In Nathan’s words, “we’re very deliberately trying not to just drop in a bunch of play panels that check certain boxes” around, say, age range and accessibility. Instead, we’re designing new components that engender significant interconnection between different parts of the structure and different sets of kids. This is especially true for how we approach accessibility challenges. In both the Joe Louis and Glass City structures, built site topography creates a ramp that allows for wheelchair access to the second tier of play, opening up improved vertical accessibility. The embankment then serves as a landscape feature that helps define the park space, generating variations in elevation and introducing alternate routes down to the base of the towers via hill slides, log steps, or — if you’re young enough and so inclined — some old-fashioned grass-rolling.

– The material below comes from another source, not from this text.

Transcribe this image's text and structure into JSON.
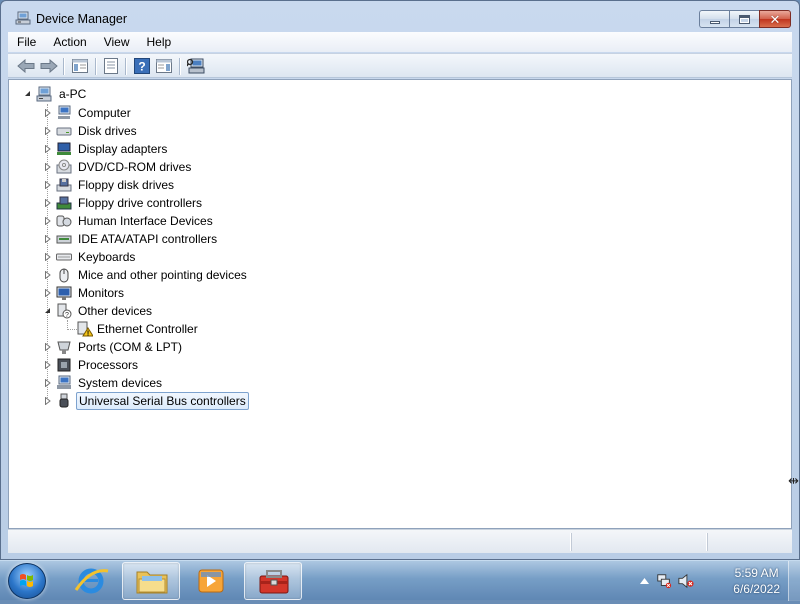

Talk tubes are incorporated into the towers at both playgrounds so that children who are physically unable to climb to the top tower level can whisper and talk with kids in other parts of the structure.

To be sure, ‘play guts’ aren’t all just about routes. They’re also about quieter interactions with other kids and measurable beats of pause and relaxation. In reflecting on their own kids’ interactions with Earthscape Playgrounds, both Janelle and Nathan recall different moments of surprise and delight. On a terrifically hot day at the nautically-themed Fairwinds Park in Mississauga, Ontario last summer, Janelle’s five-year-old daughter and a younger friend took shelter from the excess heat under the shipwreck’s angled netting in the bow. They pulled out colouring books and markers, and two other kids crawled into the shaded nook to join them.

On a similarly hot day at Humbertown Park, Nathan watched his kids quickly exhaust themselves. During his many post-occupancy evaluations at Earthscape playgrounds, Nathan has observed that the moments of pause in kids’ play often happen at the highest height of the play structures. At Humbertown, he assumed the gathering moment would have been on the upper deck, but instead, the kids dumped water on the Flexform suspended below deck, crawled up into the hammock seat together, and chatted about Pokemon.

It’s the smaller scale in both these examples that produces increased degrees of coziness. The space might be too tight for adults, but for kids, it’s just right. Referring back to Oro, Janelle notes the kid-cavernous space inside the giant, which is lined with mirror panels and differently textured natural materials. The three-tiered flexform swing seats along one side of Oro’s belly are all interconnected, too, so as one kid moves the other seats shift in tandem. And on one of those seats, the designers imprinted the name “ORO” in braille dots. Janelle sums up the intention—and the delight—of the array of “play guts” Earthscape builds into every nook and cranny of its structures: “It’s those tiny moments of wonder that make for a truly incredible playground.”